Quando Cristo começa a falar diante de Pedro sobre a cruz que o espera (depois de louvá-lo por sua confissão messiânica e de tê-lo declarado a rocha sobre a qual edificará sua Igreja), Pedro lhe fala familiarmente: é melhor para você se evitar todo sofrimento! E então Pedro ouve as palavras mais duras que saem da boca de Jesus: afasta-te de mim, Satanás! Jesus reconhece nas palavras de Pedro um eco da tentação de Satanás no deserto.

 

E pela terceira vez a mesma tentação chega na hora da morte: desça da cruz - e todos nós creremos em você imediatamente!

 

O filme de Scorsese A Última Tentação de Cristo, baseado no romance de Kazantzakis, representa a última tentação na cruz: renunciar à via crucis, viver uma "vida normal" como todos! O romance e o filme - escandalosos para muitos cristãos - terminam de maneira bastante verdadeira: Jesus resiste à tentação, volta à cruz.

 

 

Jesus não transforma magicamente pedras em pão: mas dá seu corpo e seu sangue, todo o seu ser - e assim se torna o pão da vida.

 

Jesus não se choca contra o fundo deste mundo, não se joga na rede de segurança dos anjos, mas bebe o cálice do sofrimento até o fim, não foge do peso do destino humano.

 

Jesus recebe todo o poder na terra e no céu - mas não é uma recompensa por se curvar ao diabo, mas o fruto da fidelidade à vontade do Pai Celestial.

 

Diga NÃO ao diabo

 

Say no to the devilDiga não ao diabo, cantava o pastor evangélico e dissidente tcheco Sváťa Karásek diante do regime policial com suas tentações, promessas e intimidações durante a ocupação russa da Tchecoslováquia.

 

Nosso mundo está novamente ameaçado pela escuridão que pensávamos nunca mais teria voltado do inferno do passado.
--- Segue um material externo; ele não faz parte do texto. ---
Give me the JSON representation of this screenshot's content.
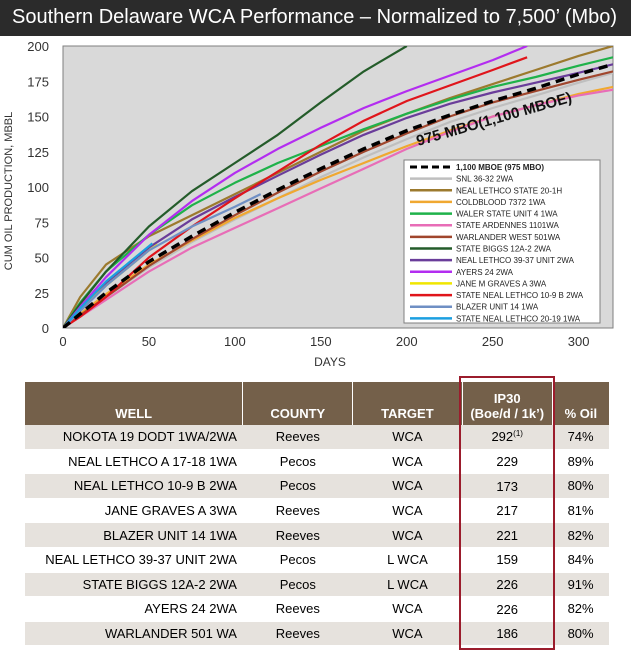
{
  "title": "Southern Delaware WCA Performance – Normalized to 7,500’ (Mbo)",
  "chart_data": {
    "type": "line",
    "xlabel": "DAYS",
    "ylabel": "CUM OIL PRODUCTION, MBBL",
    "xlim": [
      0,
      320
    ],
    "ylim": [
      0,
      200
    ],
    "xticks": [
      "0",
      "50",
      "100",
      "150",
      "200",
      "250",
      "300"
    ],
    "yticks": [
      "0",
      "25",
      "50",
      "75",
      "100",
      "125",
      "150",
      "175",
      "200"
    ],
    "grid": false,
    "legend_position": "bottom-right",
    "annotation": "975 MBO(1,100 MBOE)",
    "series": [
      {
        "name": "1,100 MBOE (975 MBO)",
        "color": "#000000",
        "dashed": true,
        "x": [
          0,
          10,
          25,
          50,
          75,
          100,
          125,
          150,
          175,
          200,
          225,
          250,
          275,
          300,
          320
        ],
        "y": [
          0,
          10,
          25,
          47,
          65,
          82,
          98,
          113,
          127,
          140,
          151,
          161,
          170,
          180,
          187
        ]
      },
      {
        "name": "SNL 36-32 2WA",
        "color": "#bfbfbf",
        "x": [
          0,
          10,
          25,
          50,
          75,
          100,
          125,
          150,
          175,
          200,
          225,
          250,
          275,
          300,
          320
        ],
        "y": [
          0,
          9,
          22,
          43,
          61,
          77,
          92,
          107,
          121,
          134,
          146,
          156,
          165,
          174,
          181
        ]
      },
      {
        "name": "NEAL LETHCO STATE 20-1H",
        "color": "#9c7a2e",
        "x": [
          0,
          10,
          25,
          50,
          75,
          100,
          125,
          150,
          175,
          200,
          225,
          250,
          275,
          300,
          320
        ],
        "y": [
          0,
          22,
          45,
          65,
          80,
          95,
          110,
          125,
          140,
          152,
          163,
          173,
          183,
          193,
          200
        ]
      },
      {
        "name": "COLDBLOOD 7372 1WA",
        "color": "#f0a830",
        "x": [
          0,
          10,
          25,
          50,
          75,
          100,
          125,
          150,
          175,
          200,
          225,
          250,
          275,
          300,
          320
        ],
        "y": [
          0,
          10,
          24,
          45,
          62,
          78,
          92,
          105,
          117,
          129,
          140,
          150,
          158,
          166,
          171
        ]
      },
      {
        "name": "WALER STATE UNIT 4 1WA",
        "color": "#1fb24a",
        "x": [
          0,
          10,
          25,
          50,
          75,
          100,
          125,
          150,
          175,
          200,
          225,
          250,
          275,
          300,
          320
        ],
        "y": [
          0,
          18,
          40,
          66,
          87,
          103,
          117,
          129,
          141,
          152,
          162,
          171,
          178,
          186,
          192
        ]
      },
      {
        "name": "STATE ARDENNES 1101WA",
        "color": "#e86db7",
        "x": [
          0,
          10,
          25,
          50,
          75,
          100,
          125,
          150,
          175,
          200,
          225,
          250,
          275,
          300,
          320
        ],
        "y": [
          0,
          8,
          20,
          40,
          57,
          71,
          85,
          99,
          113,
          127,
          139,
          150,
          158,
          165,
          169
        ]
      },
      {
        "name": "WARLANDER WEST 501WA",
        "color": "#a0462d",
        "x": [
          0,
          10,
          25,
          50,
          75,
          100,
          125,
          150,
          175,
          200,
          225,
          250,
          275,
          300,
          320
        ],
        "y": [
          0,
          9,
          22,
          44,
          63,
          80,
          96,
          111,
          125,
          138,
          150,
          160,
          168,
          176,
          182
        ]
      },
      {
        "name": "STATE BIGGS 12A-2 2WA",
        "color": "#245c2a",
        "x": [
          0,
          10,
          25,
          50,
          75,
          100,
          125,
          150,
          175,
          200
        ],
        "y": [
          0,
          17,
          40,
          72,
          97,
          117,
          137,
          160,
          182,
          200
        ]
      },
      {
        "name": "NEAL LETHCO 39-37 UNIT 2WA",
        "color": "#6a3d9a",
        "x": [
          0,
          10,
          25,
          50,
          75,
          100,
          125,
          150,
          175,
          200,
          225,
          250,
          275,
          300,
          320
        ],
        "y": [
          0,
          13,
          32,
          57,
          77,
          93,
          108,
          123,
          137,
          149,
          159,
          167,
          174,
          181,
          187
        ]
      },
      {
        "name": "AYERS 24 2WA",
        "color": "#b32df0",
        "x": [
          0,
          10,
          25,
          50,
          75,
          100,
          125,
          150,
          175,
          200,
          225,
          250,
          270
        ],
        "y": [
          0,
          15,
          36,
          66,
          90,
          110,
          127,
          142,
          156,
          168,
          179,
          190,
          200
        ]
      },
      {
        "name": "JANE M GRAVES A 3WA",
        "color": "#f0e600",
        "x": [
          0,
          10,
          25,
          50,
          55
        ],
        "y": [
          0,
          13,
          30,
          55,
          59
        ]
      },
      {
        "name": "STATE NEAL LETHCO 10-9 B 2WA",
        "color": "#e0151b",
        "x": [
          0,
          10,
          25,
          50,
          75,
          100,
          125,
          150,
          175,
          200,
          225,
          250,
          270
        ],
        "y": [
          0,
          8,
          22,
          50,
          72,
          92,
          111,
          130,
          147,
          161,
          172,
          183,
          192
        ]
      },
      {
        "name": "BLAZER UNIT 14 1WA",
        "color": "#6f8fc4",
        "x": [
          0,
          10,
          25,
          50,
          75,
          100,
          115
        ],
        "y": [
          0,
          12,
          30,
          55,
          72,
          86,
          95
        ]
      },
      {
        "name": "STATE NEAL LETHCO 20-19 1WA",
        "color": "#1c9fe0",
        "x": [
          0,
          10,
          25,
          50,
          52
        ],
        "y": [
          0,
          14,
          33,
          58,
          60
        ]
      }
    ]
  },
  "table": {
    "headers": {
      "well": "WELL",
      "county": "COUNTY",
      "target": "TARGET",
      "ip30_line1": "IP30",
      "ip30_line2": "(Boe/d / 1k’)",
      "oil": "% Oil"
    },
    "rows": [
      {
        "well": "NOKOTA 19 DODT 1WA/2WA",
        "county": "Reeves",
        "target": "WCA",
        "ip30": "292",
        "ip30_note": "(1)",
        "oil": "74%"
      },
      {
        "well": "NEAL LETHCO A 17-18 1WA",
        "county": "Pecos",
        "target": "WCA",
        "ip30": "229",
        "ip30_note": "",
        "oil": "89%"
      },
      {
        "well": "NEAL LETHCO 10-9 B 2WA",
        "county": "Pecos",
        "target": "WCA",
        "ip30": "173",
        "ip30_note": "",
        "oil": "80%"
      },
      {
        "well": "JANE GRAVES A 3WA",
        "county": "Reeves",
        "target": "WCA",
        "ip30": "217",
        "ip30_note": "",
        "oil": "81%"
      },
      {
        "well": "BLAZER UNIT 14 1WA",
        "county": "Reeves",
        "target": "WCA",
        "ip30": "221",
        "ip30_note": "",
        "oil": "82%"
      },
      {
        "well": "NEAL LETHCO 39-37 UNIT 2WA",
        "county": "Pecos",
        "target": "L WCA",
        "ip30": "159",
        "ip30_note": "",
        "oil": "84%"
      },
      {
        "well": "STATE BIGGS 12A-2 2WA",
        "county": "Pecos",
        "target": "L WCA",
        "ip30": "226",
        "ip30_note": "",
        "oil": "91%"
      },
      {
        "well": "AYERS 24 2WA",
        "county": "Reeves",
        "target": "WCA",
        "ip30": "226",
        "ip30_note": "",
        "oil": "82%"
      },
      {
        "well": "WARLANDER 501 WA",
        "county": "Reeves",
        "target": "WCA",
        "ip30": "186",
        "ip30_note": "",
        "oil": "80%"
      }
    ]
  },
  "colors": {
    "title_bg": "#2b2b2b",
    "plot_bg": "#d9d9d9",
    "table_header": "#74604a",
    "table_stripe": "#e6e2dd",
    "highlight": "#9b1c2c"
  }
}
Mais uma vez, do mesmo lugar de onde veio o gelo de 1968, que durante vinte anos corroeu o desejo de liberdade de nosso país, agora se derramam novamente mentiras, sangue e o fogo da destruição e, ao mesmo tempo, tenta-se o mundo ao egoísmo e à indiferença, à tola convicção de que o fim ainda não está próximo. Não é verdade. Não nos deixemos levar por uma falsa calma e não nos deixemos intimidar: digamos NÃO ao diabo.